Another point to address in the field of CFPS is to decrease the costs of production, especially in the preparation of CF lysates and the individual reaction components. Substantial costs arise from the usage of phosphorylated energy systems, cofactors, nucleotides, amino acids, and DNA. Alternative energy regeneration systems are available in the place of phosphorylated substrates (e.g., glucose, maltodextrin, etc.) for sustainable ATP regeneration throughout the synthesis reaction [157,158,159]. Use of nucleoside monophosphates instead of nucleoside triphosphates as the nucleotide source in the CF systems could be another cost-effective parameter [159]. Avoiding the use of exogenous tRNAs and cyclic AMPs and reducing the concentration of amino acids and nucleotides are some of the cost-effective parameters one could optimize during protein synthesis. Additionally, new high-cell-density cultivation strategies and improvement in the quality of cell lines by genetic engineering could help to produce cost-effective high-quality CF systems. Costs can also be decreased by engineering and optimization of eukaryotic lysates to extend the lifetime of these systems, thereby increasing the yield of the produced protein.

There has been considerable progress in the point-of-care production devices for on-demand biologic synthesis of small quantities of therapeutic proteins using CHO lysates and E. coli lysates through on-site good manufacturing practice (GMP) [30]. This type of miniaturized device could be useful for quick testing of proteins and thus help in treating common and rare diseases, and CFPS could help solve the challenges associated with in vivo expression.

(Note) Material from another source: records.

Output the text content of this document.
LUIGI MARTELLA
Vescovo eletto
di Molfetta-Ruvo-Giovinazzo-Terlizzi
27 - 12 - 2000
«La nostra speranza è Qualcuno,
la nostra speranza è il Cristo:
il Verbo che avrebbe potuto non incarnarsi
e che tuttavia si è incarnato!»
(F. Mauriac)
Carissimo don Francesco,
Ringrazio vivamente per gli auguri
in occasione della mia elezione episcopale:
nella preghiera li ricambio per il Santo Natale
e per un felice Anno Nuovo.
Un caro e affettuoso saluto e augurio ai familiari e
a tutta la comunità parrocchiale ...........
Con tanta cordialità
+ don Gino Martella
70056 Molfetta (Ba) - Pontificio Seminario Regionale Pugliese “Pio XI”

Due to the open nature of the CF systems, proteins can be modified with chemically synthesized glycans by bioconjugate chemistries. This will help to increase the quality and therapeutic efficiency of the synthesized proteins. There is an exponential increase in the number of publications from the last 5 years using CF lysates for producing a wide range of proteins [160]. Due to the increased awareness of the biosynthetic potential of the CF systems, protocols becoming simpler, improvement in the lysate quality, and its applicability in the preparation of a diverse range of proteins, there will be unexpected outcomes in the field of protein production towards future drug development.